These epiphanies aren’t necessarily about the appearance of a god (George might want to argue with that one!) but more about the appearance of a hidden truth: the way that all the loose ends come together suddenly and definitively.  I live my life not knowing what I don’t know and then suddenly, BANG! I know.  Once I know, once some truth has come clear, there’s no going back.  And then I’m left to figure out what the hell to do with this new knowledge.

Which brings me to surge protectors.  What protects us from completely frying when a big charge like this comes down the wire?

If we are lucky, the gradual living of life has given us sufficient structure—sturdy character—that can act as a shock absorber in shocking times.  This is not the same as denial; this is the hard work of repeatedly absorbing and integrating suffering and discouragement.  This is learning to stand steady during the times when we want to throw up our hands and walk away.  With character, we learn how to deal with the (sometimes horror of a) new situation and grow, rather than burrow into the ground of deadening fear.

But sometimes, even with character, we get blown out to a place we don’t know how to handle.  We find ourselves walking in the dark wood, not knowing what to do next, not understanding how we can possibly go on.  Which brings me to another kind of surge protector: community.

When I figured out I was a drunk, I knew that I needed to stop drinking but had no idea how.  I had the great good luck that there existed a group of people who had sorted sobriety out, and who gave freely of their time to assist me.  Likewise, when I decided to leave being a pastor, I called on friends and colleagues who had been through similar transitions.

This works at the physical level, too.  This past week when we were shivering in the subzero cold, our friends and neighbours called.  They volunteered wood, warm rooms to stay in; when the electricity went back on, plug-in heaters to keep the pipes from freezing.  Community saved us, again.

There is also, I think, a third kind of surge protector—the voice of our unconscious, our soul—and following it brings us into a different relationship with the blast of power that’s headed our way.  This may be most obvious if we use the second definition of epiphany—the appearance of a god.

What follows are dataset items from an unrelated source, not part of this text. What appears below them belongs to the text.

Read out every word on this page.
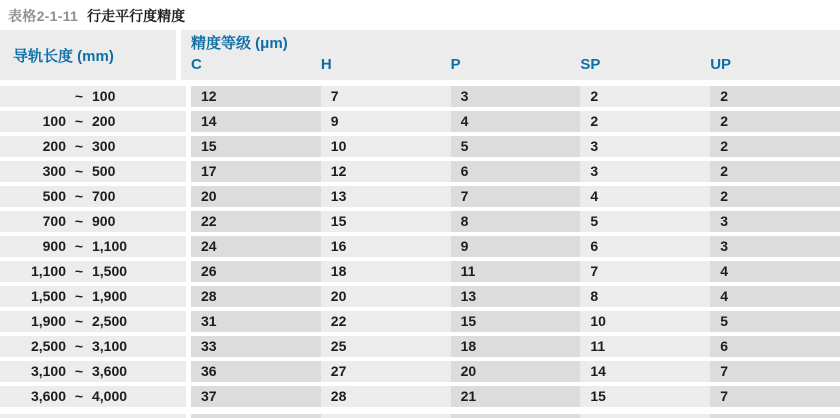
表格2-1-11 行走平行度精度
导轨长度 (mm)
精度等级 (μm)
C	H	P	SP	UP
~ 100	12	7	3	2	2
100 ~ 200	14	9	4	2	2
200 ~ 300	15	10	5	3	2
300 ~ 500	17	12	6	3	2
500 ~ 700	20	13	7	4	2
700 ~ 900	22	15	8	5	3
900 ~ 1,100	24	16	9	6	3
1,100 ~ 1,500	26	18	11	7	4
1,500 ~ 1,900	28	20	13	8	4
1,900 ~ 2,500	31	22	15	10	5
2,500 ~ 3,100	33	25	18	11	6
3,100 ~ 3,600	36	27	20	14	7
3,600 ~ 4,000	37	28	21	15	7
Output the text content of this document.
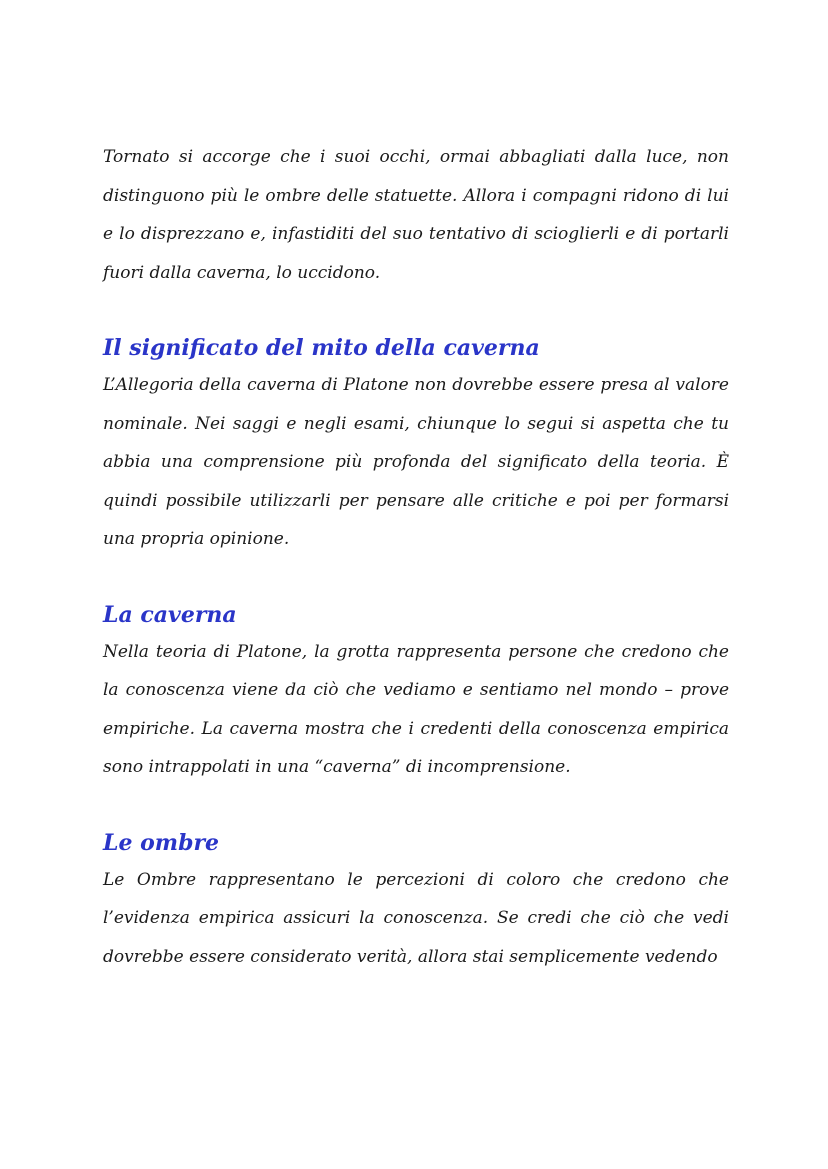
Tornato si accorge che i suoi occhi, ormai abbagliati dalla luce, non distinguono più le ombre delle statuette. Allora i compagni ridono di lui e lo disprezzano e, infastiditi del suo tentativo di scioglierli e di portarli fuori dalla caverna, lo uccidono.

Il significato del mito della caverna

L’Allegoria della caverna di Platone non dovrebbe essere presa al valore nominale. Nei saggi e negli esami, chiunque lo segui si aspetta che tu abbia una comprensione più profonda del significato della teoria. È quindi possibile utilizzarli per pensare alle critiche e poi per formarsi una propria opinione.

La caverna

Nella teoria di Platone, la grotta rappresenta persone che credono che la conoscenza viene da ciò che vediamo e sentiamo nel mondo – prove empiriche. La caverna mostra che i credenti della conoscenza empirica sono intrappolati in una “caverna” di incomprensione.

Le ombre

Le Ombre rappresentano le percezioni di coloro che credono che l’evidenza empirica assicuri la conoscenza. Se credi che ciò che vedi dovrebbe essere considerato verità, allora stai semplicemente vedendo
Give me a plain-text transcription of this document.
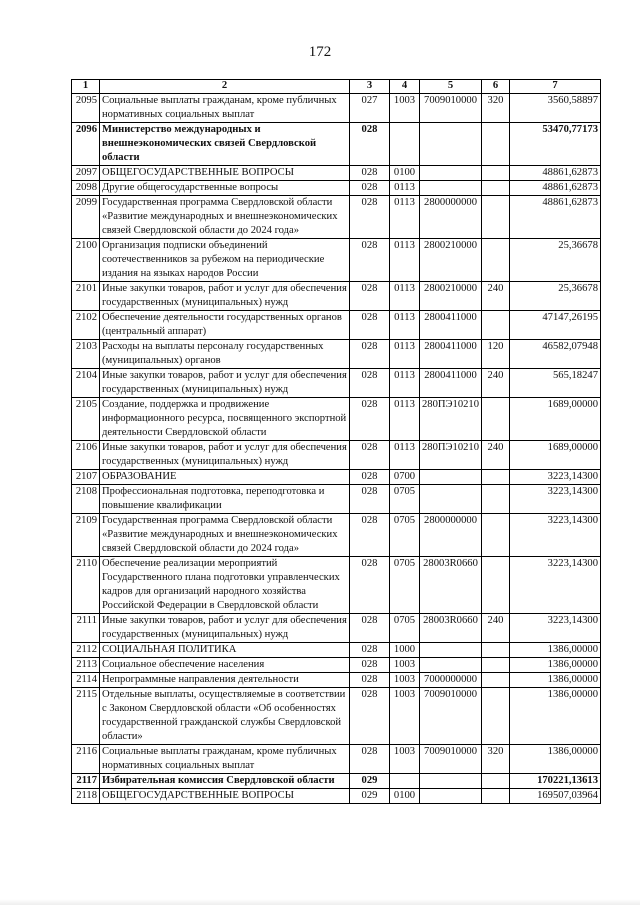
172
1	2	3	4	5	6	7
2095	Социальные выплаты гражданам, кроме публичных нормативных социальных выплат	027	1003	7009010000	320	3560,58897
2096	Министерство международных и внешнеэкономических связей Свердловской области	028				53470,77173
2097	ОБЩЕГОСУДАРСТВЕННЫЕ ВОПРОСЫ	028	0100			48861,62873
2098	Другие общегосударственные вопросы	028	0113			48861,62873
2099	Государственная программа Свердловской области «Развитие международных и внешнеэкономических связей Свердловской области до 2024 года»	028	0113	2800000000		48861,62873
2100	Организация подписки объединений соотечественников за рубежом на периодические издания на языках народов России	028	0113	2800210000		25,36678
2101	Иные закупки товаров, работ и услуг для обеспечения государственных (муниципальных) нужд	028	0113	2800210000	240	25,36678
2102	Обеспечение деятельности государственных органов (центральный аппарат)	028	0113	2800411000		47147,26195
2103	Расходы на выплаты персоналу государственных (муниципальных) органов	028	0113	2800411000	120	46582,07948
2104	Иные закупки товаров, работ и услуг для обеспечения государственных (муниципальных) нужд	028	0113	2800411000	240	565,18247
2105	Создание, поддержка и продвижение информационного ресурса, посвященного экспортной деятельности Свердловской области	028	0113	280ПЭ10210		1689,00000
2106	Иные закупки товаров, работ и услуг для обеспечения государственных (муниципальных) нужд	028	0113	280ПЭ10210	240	1689,00000
2107	ОБРАЗОВАНИЕ	028	0700			3223,14300
2108	Профессиональная подготовка, переподготовка и повышение квалификации	028	0705			3223,14300
2109	Государственная программа Свердловской области «Развитие международных и внешнеэкономических связей Свердловской области до 2024 года»	028	0705	2800000000		3223,14300
2110	Обеспечение реализации мероприятий Государственного плана подготовки управленческих кадров для организаций народного хозяйства Российской Федерации в Свердловской области	028	0705	28003R0660		3223,14300
2111	Иные закупки товаров, работ и услуг для обеспечения государственных (муниципальных) нужд	028	0705	28003R0660	240	3223,14300
2112	СОЦИАЛЬНАЯ ПОЛИТИКА	028	1000			1386,00000
2113	Социальное обеспечение населения	028	1003			1386,00000
2114	Непрограммные направления деятельности	028	1003	7000000000		1386,00000
2115	Отдельные выплаты, осуществляемые в соответствии с Законом Свердловской области «Об особенностях государственной гражданской службы Свердловской области»	028	1003	7009010000		1386,00000
2116	Социальные выплаты гражданам, кроме публичных нормативных социальных выплат	028	1003	7009010000	320	1386,00000
2117	Избирательная комиссия Свердловской области	029				170221,13613
2118	ОБЩЕГОСУДАРСТВЕННЫЕ ВОПРОСЫ	029	0100			169507,03964
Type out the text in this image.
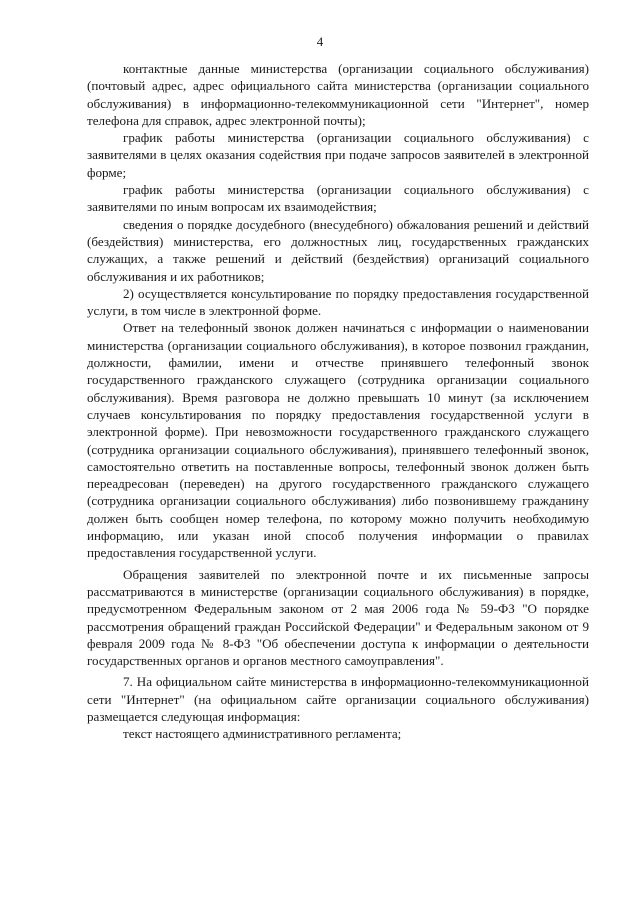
4

контактные данные министерства (организации социального обслуживания) (почтовый адрес, адрес официального сайта министерства (организации социального обслуживания) в информационно-телекоммуникационной сети "Интернет", номер телефона для справок, адрес электронной почты);

график работы министерства (организации социального обслуживания) с заявителями в целях оказания содействия при подаче запросов заявителей в электронной форме;

график работы министерства (организации социального обслуживания) с заявителями по иным вопросам их взаимодействия;

сведения о порядке досудебного (внесудебного) обжалования решений и действий (бездействия) министерства, его должностных лиц, государственных гражданских служащих, а также решений и действий (бездействия) организаций социального обслуживания и их работников;

2) осуществляется консультирование по порядку предоставления государственной услуги, в том числе в электронной форме.

Ответ на телефонный звонок должен начинаться с информации о наименовании министерства (организации социального обслуживания), в которое позвонил гражданин, должности, фамилии, имени и отчестве принявшего телефонный звонок государственного гражданского служащего (сотрудника организации социального обслуживания). Время разговора не должно превышать 10 минут (за исключением случаев консультирования по порядку предоставления государственной услуги в электронной форме). При невозможности государственного гражданского служащего (сотрудника организации социального обслуживания), принявшего телефонный звонок, самостоятельно ответить на поставленные вопросы, телефонный звонок должен быть переадресован (переведен) на другого государственного гражданского служащего (сотрудника организации социального обслуживания) либо позвонившему гражданину должен быть сообщен номер телефона, по которому можно получить необходимую информацию, или указан иной способ получения информации о правилах предоставления государственной услуги.

Обращения заявителей по электронной почте и их письменные запросы рассматриваются в министерстве (организации социального обслуживания) в порядке, предусмотренном Федеральным законом от 2 мая 2006 года № 59-ФЗ "О порядке рассмотрения обращений граждан Российской Федерации" и Федеральным законом от 9 февраля 2009 года № 8-ФЗ "Об обеспечении доступа к информации о деятельности государственных органов и органов местного самоуправления".

7. На официальном сайте министерства в информационно-телекоммуникационной сети "Интернет" (на официальном сайте организации социального обслуживания) размещается следующая информация:

текст настоящего административного регламента;
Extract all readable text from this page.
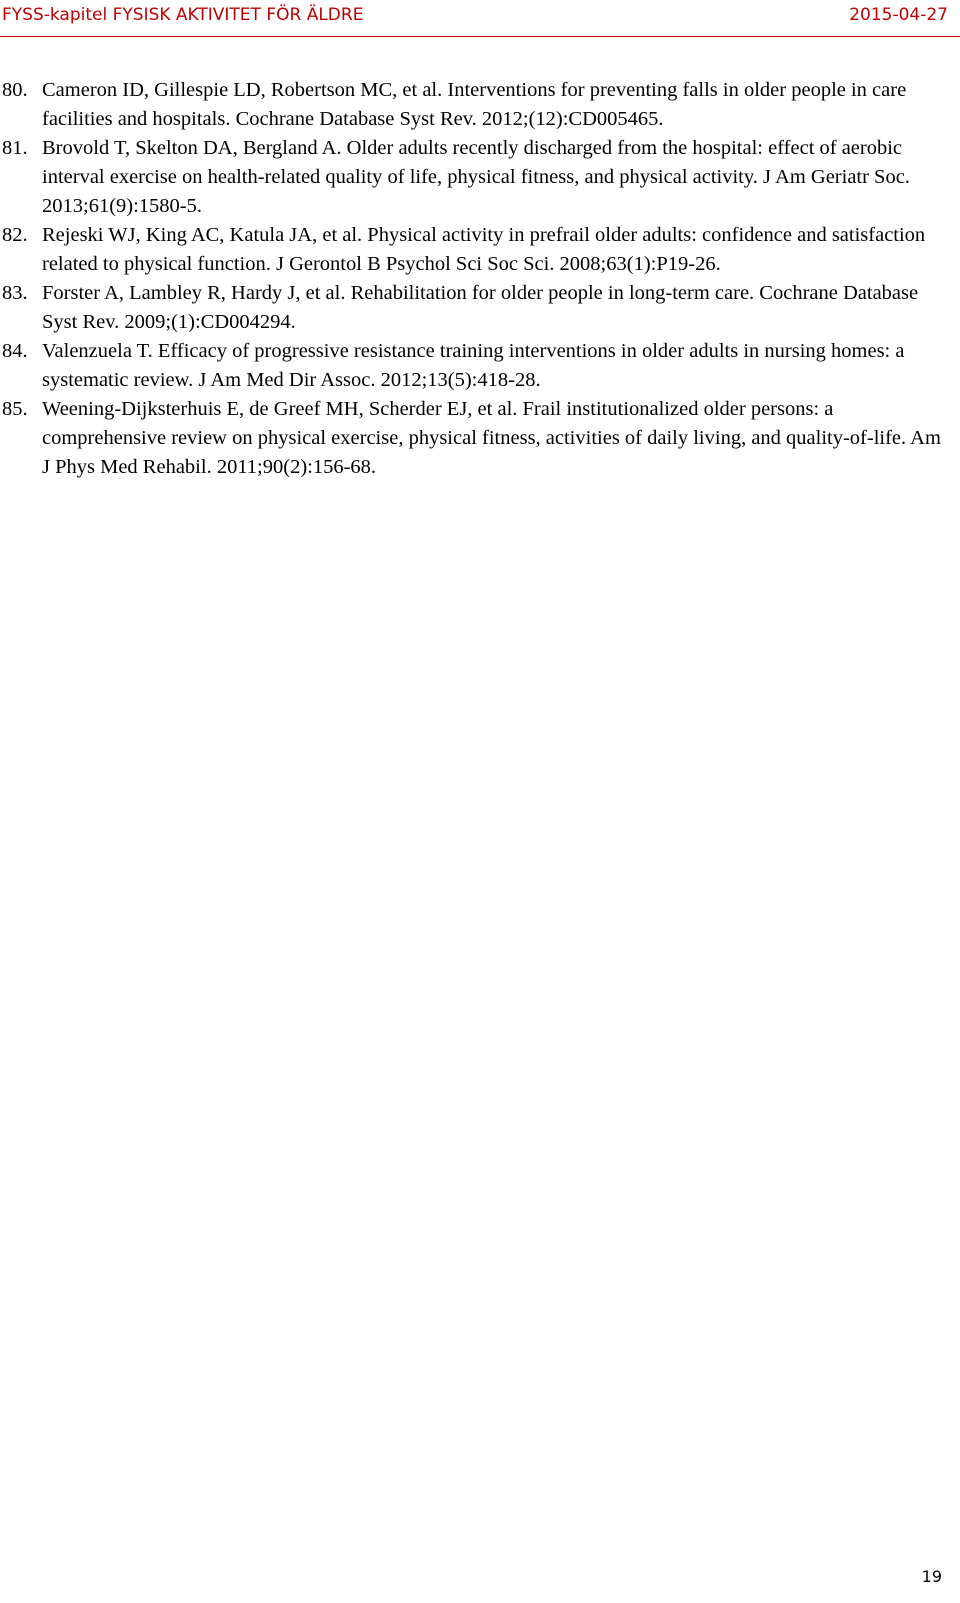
FYSS-kapitel FYSISK AKTIVITET FÖR ÄLDRE	2015-04-27
80. Cameron ID, Gillespie LD, Robertson MC, et al. Interventions for preventing falls in older people in care facilities and hospitals. Cochrane Database Syst Rev. 2012;(12):CD005465.
81. Brovold T, Skelton DA, Bergland A. Older adults recently discharged from the hospital: effect of aerobic interval exercise on health-related quality of life, physical fitness, and physical activity. J Am Geriatr Soc. 2013;61(9):1580-5.
82. Rejeski WJ, King AC, Katula JA, et al. Physical activity in prefrail older adults: confidence and satisfaction related to physical function. J Gerontol B Psychol Sci Soc Sci. 2008;63(1):P19-26.
83. Forster A, Lambley R, Hardy J, et al. Rehabilitation for older people in long-term care. Cochrane Database Syst Rev. 2009;(1):CD004294.
84. Valenzuela T. Efficacy of progressive resistance training interventions in older adults in nursing homes: a systematic review. J Am Med Dir Assoc. 2012;13(5):418-28.
85. Weening-Dijksterhuis E, de Greef MH, Scherder EJ, et al. Frail institutionalized older persons: a comprehensive review on physical exercise, physical fitness, activities of daily living, and quality-of-life. Am J Phys Med Rehabil. 2011;90(2):156-68.
19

I can see how the two definitions of epiphany are related: why recognizing a god is considered a sudden and intuitive thing.  Maybe it usually is.  But the occurrence that we commemorated on January 6th was anything but precipitate.  While the appearance of the Magi must have felt all-of-a-sudden to Mary and Joseph—and Herod, too—for the wise men it was anything but.  There was no quick realization, no speedy denouement, nothing fast.  Just a long long slog down a long long road, hoping beyond hope that you weren’t making the trip for nothing, not sure where you’d end up or what you’d find.  From the example of the travelers from the East, it would appear that sometimes we do know what we don’t know, or at least we anticipate what we don’t know, hope for it, plan for it, structure our life as if it were true.

I’ve recently returned to John Tarrant’s book The Light Inside the Dark.  Tarrant, a Jungian psychotherapist and Zen Buddhist, is a profound and tender observer of the human condition.  What I stumbled over a few days ago speaks to the kind of epiphany that the Magi experienced, the appearance of the Divine after a tedious, faithful slog:

When we want to do something, we turn our hearts toward it and eventually a path opens.  Much of the preparation for the inward work lies in developing the intention to do it, (in) making it more important than going to a movie or being admired by our friends.  It is not enough to long for freedom—we must have a platform in daily life, a basis for the change.  Change itself is sudden, like harvest.  It is preparing the ground that takes time. (193)

It seems that epiphany—either that sudden, intuitive understanding, or the appearance of a god—can affect us in two ways.  It can spring on us like a power surge, blowing our circuits, or we can turn toward it in expectation and mystery.  The first way, the cost comes after the event as we struggle to understand and re-arrange our lives; the second way, we pay the biggest cost up-front.  It’s less dramatic, and leaves us open to self-doubt and possibly derision during that long waiting time.  But that’s faith, isn’t it: the preparation of the ground of ourselves to receive the unfathomable Divine.

One of the lines from the rubrics of the Catholic Mass says, We wait in joyful hope for the coming of our saviour, Jesus Christ. Your language and theology for this kind of epiphany may be different.  But regardless of the frame used, I expect that you long for that for which I too long: a surge protector that really works, the slow epiphany and the willingness to walk the long, tenebrous road with joy.